In the Donetsk Oblast at least 19 towns and villages were affected by shelling, in which S-300 surface-to-air missile systems, BM-30 Grad multiple rocket launchers and artillery were used. “Twenty residential buildings, a company building, a cultural palace, radar equipment, two railway tracks, a garage, two utility structures, a railway crossing building, two power transmission lines, a transformer substation, two gas pipelines, and two workshops of the railway depot of Ukrzaliznytsia were damaged.”
And so on.
As Tim Snyder has noted in a powerful piece, commenting on the recent attacks: “It is an outrage among other outrages, a terror attack among other terror attacks. In this awful war, Russia claims the right to terrorise the Ukrainian population. It attacks Kyiv and other cities not because it seeks to destroy military targets, but because it wishes to kill and injure civilians, or to destroy infrastructure so that civilians freeze and starve.”
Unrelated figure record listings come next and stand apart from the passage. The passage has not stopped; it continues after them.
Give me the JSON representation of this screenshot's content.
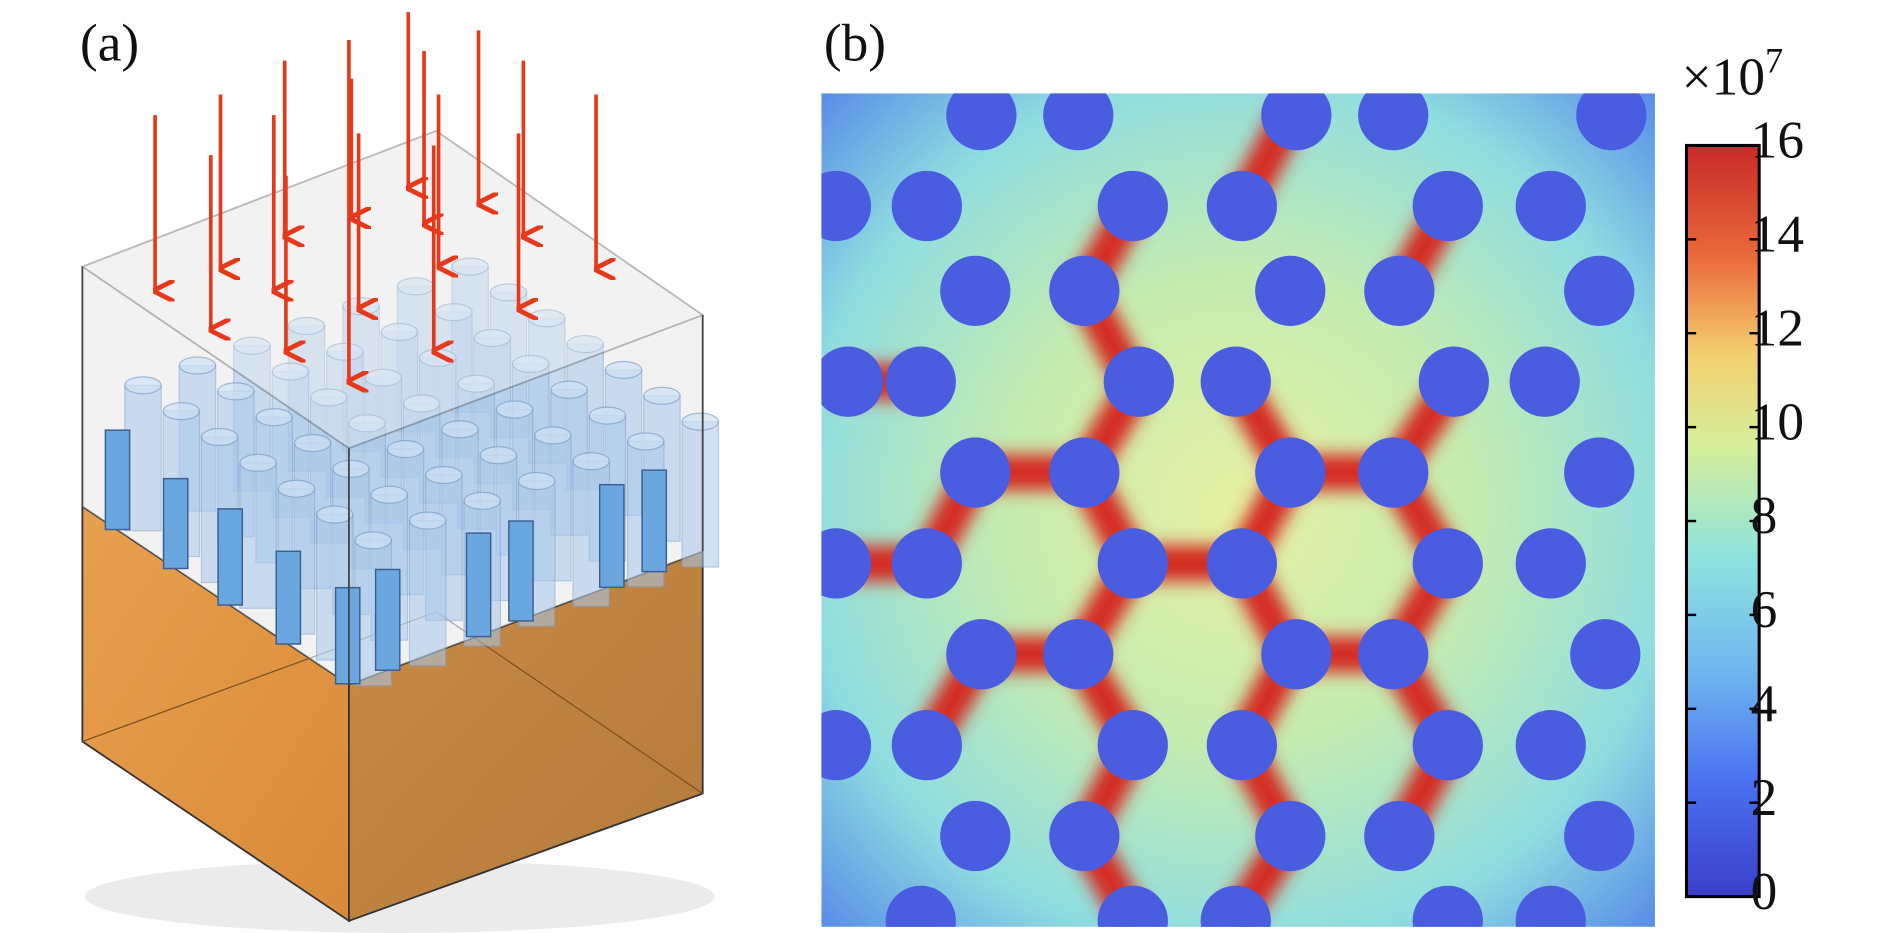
{
  "panels": {
    "a": {
      "label": "(a)"
    },
    "b": {
      "label": "(b)",
      "colorbar": {
        "multiplier": "×10",
        "exponent": "7",
        "lim": [
          0,
          16
        ],
        "ticks": [
          0,
          2,
          4,
          6,
          8,
          10,
          12,
          14,
          16
        ]
      }
    }
  }
}
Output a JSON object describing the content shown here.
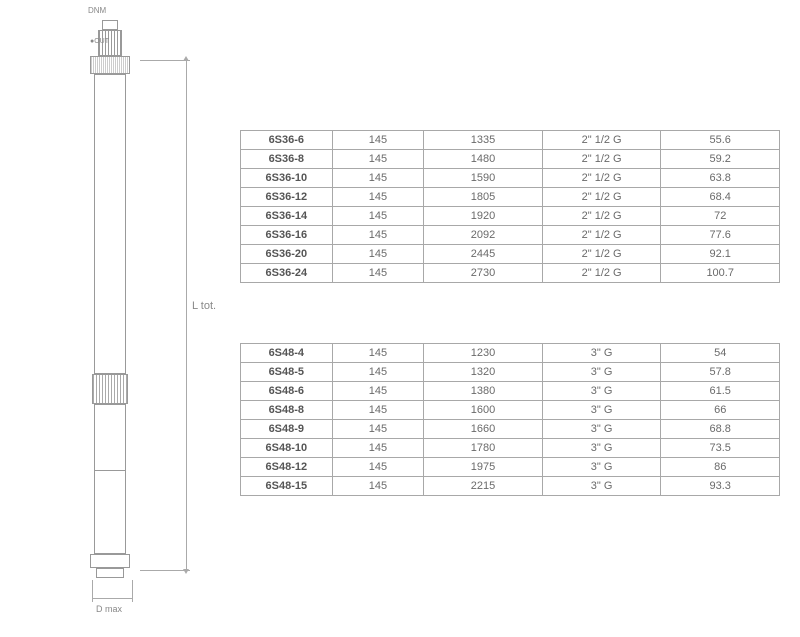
{
  "diagram": {
    "dnm_label": "DNM",
    "out_label": "●OUT",
    "ltot_label": "L tot.",
    "dmax_label": "D max"
  },
  "table1": {
    "rows": [
      {
        "model": "6S36-6",
        "c2": "145",
        "c3": "1335",
        "c4": "2\" 1/2 G",
        "c5": "55.6"
      },
      {
        "model": "6S36-8",
        "c2": "145",
        "c3": "1480",
        "c4": "2\" 1/2 G",
        "c5": "59.2"
      },
      {
        "model": "6S36-10",
        "c2": "145",
        "c3": "1590",
        "c4": "2\" 1/2 G",
        "c5": "63.8"
      },
      {
        "model": "6S36-12",
        "c2": "145",
        "c3": "1805",
        "c4": "2\" 1/2 G",
        "c5": "68.4"
      },
      {
        "model": "6S36-14",
        "c2": "145",
        "c3": "1920",
        "c4": "2\" 1/2 G",
        "c5": "72"
      },
      {
        "model": "6S36-16",
        "c2": "145",
        "c3": "2092",
        "c4": "2\" 1/2 G",
        "c5": "77.6"
      },
      {
        "model": "6S36-20",
        "c2": "145",
        "c3": "2445",
        "c4": "2\" 1/2 G",
        "c5": "92.1"
      },
      {
        "model": "6S36-24",
        "c2": "145",
        "c3": "2730",
        "c4": "2\" 1/2 G",
        "c5": "100.7"
      }
    ]
  },
  "table2": {
    "rows": [
      {
        "model": "6S48-4",
        "c2": "145",
        "c3": "1230",
        "c4": "3\" G",
        "c5": "54"
      },
      {
        "model": "6S48-5",
        "c2": "145",
        "c3": "1320",
        "c4": "3\" G",
        "c5": "57.8"
      },
      {
        "model": "6S48-6",
        "c2": "145",
        "c3": "1380",
        "c4": "3\" G",
        "c5": "61.5"
      },
      {
        "model": "6S48-8",
        "c2": "145",
        "c3": "1600",
        "c4": "3\" G",
        "c5": "66"
      },
      {
        "model": "6S48-9",
        "c2": "145",
        "c3": "1660",
        "c4": "3\" G",
        "c5": "68.8"
      },
      {
        "model": "6S48-10",
        "c2": "145",
        "c3": "1780",
        "c4": "3\" G",
        "c5": "73.5"
      },
      {
        "model": "6S48-12",
        "c2": "145",
        "c3": "1975",
        "c4": "3\" G",
        "c5": "86"
      },
      {
        "model": "6S48-15",
        "c2": "145",
        "c3": "2215",
        "c4": "3\" G",
        "c5": "93.3"
      }
    ]
  }
}
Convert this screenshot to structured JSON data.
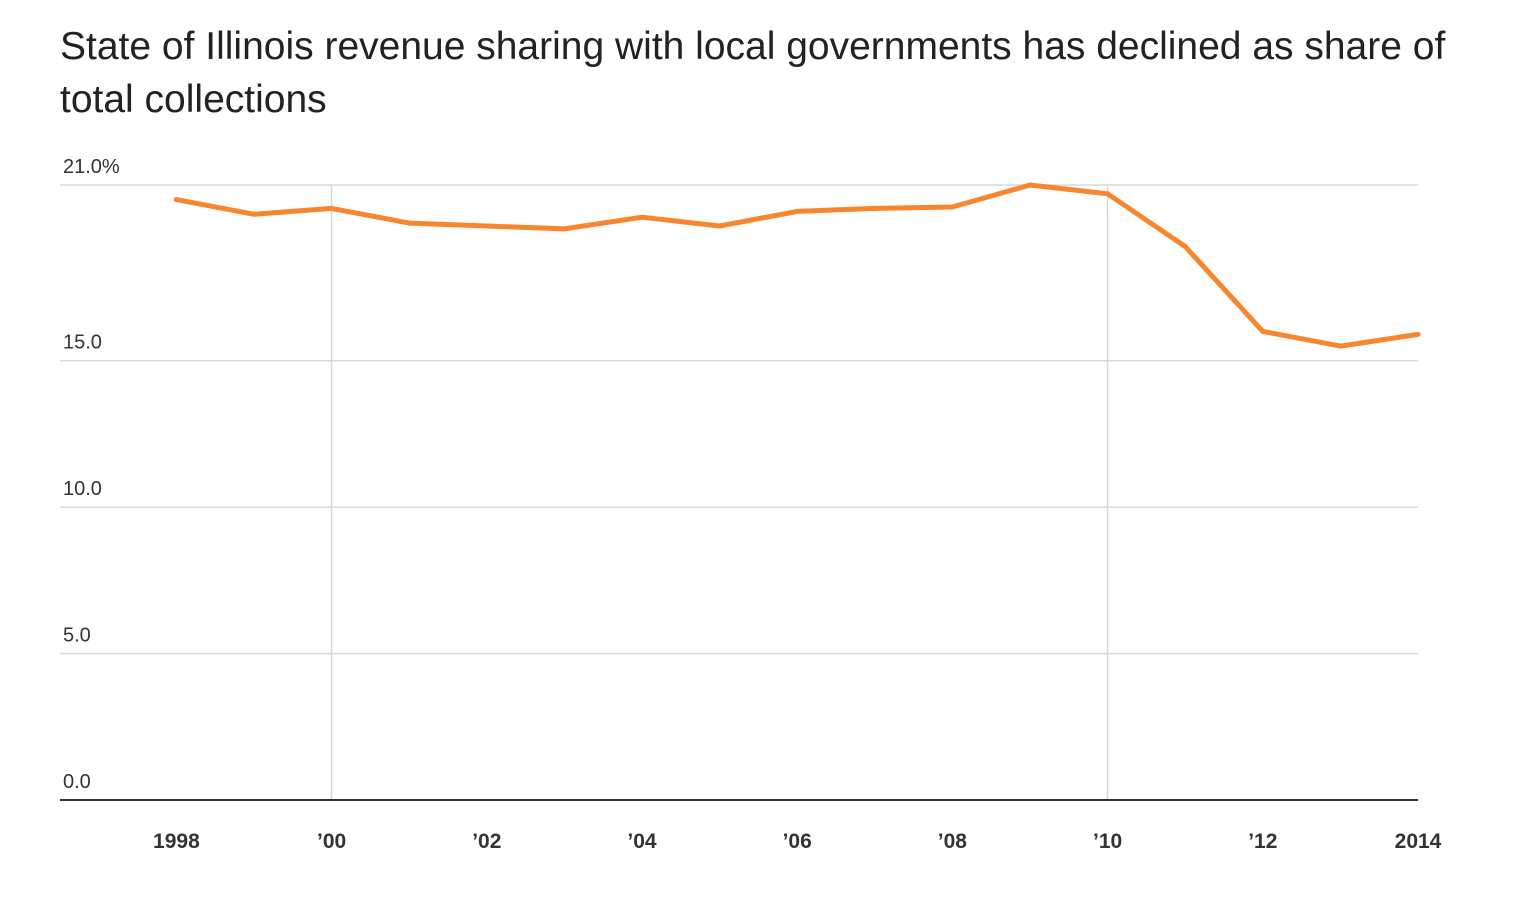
{
  "chart_data": {
    "type": "line",
    "title": "State of Illinois revenue sharing with local governments has declined as share of total collections",
    "xlabel": "",
    "ylabel": "",
    "ylim": [
      0,
      21
    ],
    "yticks": [
      {
        "value": 21,
        "label": "21.0%"
      },
      {
        "value": 15,
        "label": "15.0"
      },
      {
        "value": 10,
        "label": "10.0"
      },
      {
        "value": 5,
        "label": "5.0"
      },
      {
        "value": 0,
        "label": "0.0"
      }
    ],
    "xlim": [
      1996.5,
      2014
    ],
    "xticks": [
      {
        "value": 1998,
        "label": "1998"
      },
      {
        "value": 2000,
        "label": "’00"
      },
      {
        "value": 2002,
        "label": "’02"
      },
      {
        "value": 2004,
        "label": "’04"
      },
      {
        "value": 2006,
        "label": "’06"
      },
      {
        "value": 2008,
        "label": "’08"
      },
      {
        "value": 2010,
        "label": "’10"
      },
      {
        "value": 2012,
        "label": "’12"
      },
      {
        "value": 2014,
        "label": "2014"
      }
    ],
    "vertical_gridlines": [
      2000,
      2010
    ],
    "grid": true,
    "color": "#f7862f",
    "series": [
      {
        "x": [
          1998,
          1999,
          2000,
          2001,
          2002,
          2003,
          2004,
          2005,
          2006,
          2007,
          2008,
          2009,
          2010,
          2011,
          2012,
          2013,
          2014
        ],
        "values": [
          20.5,
          20.0,
          20.2,
          19.7,
          19.6,
          19.5,
          19.9,
          19.6,
          20.1,
          20.2,
          20.25,
          21.0,
          20.7,
          18.9,
          16.0,
          15.5,
          15.9
        ]
      }
    ]
  }
}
Some military logic can be found. Even if the missiles are shot down then the Ukrainians have still used up precious air defence resources in the effort, and these may then not be available to support front-line forces. But the aim is still to hurt and to punish and, when lucky, to interfere with plans for the Ukrainian offensive.
While many of the new commitments acquired by Zelensky during his recent trip to Europe are geared to supporting land operations, there were also promises of more air defence missiles from the UK and crucially a promise from Germany of more Iris-T air defence systems.
The sheer size of the new German package ($2.7bn) compared with its lacklustre efforts last year is remarkable, demonstrating that fears of “Ukraine fatigue” have thus far been misplaced. Many other countries are contributing air defence systems, among other equipment. Latvia is handing over its entire stock of Stinger man-portable air defence systems (Manpads). But this could be a long haul and there are worries about the ability of Ukraine’s supporters to find the extra systems and ammunition to help it get and retain the initiative in the months ahead.
For now, Ukraine has improved capability of striking Russian targets well to the rear of the front lines, with the UK Storm Shadow cruise missiles and at some point the French equivalent (Scalp-EG). It has shown remarkable ingenuity in developing its own drones, and its special forces may be working with partisans causing disruption in occupied areas. So Ukraine is not without a means of response. It does not however have to match the cruelty and destructiveness of the Russian campaign. Its best answer is to use these developing capabilities to degrade Russian military capabilities and, with its land forces, to push the Russian forces back as far as possible.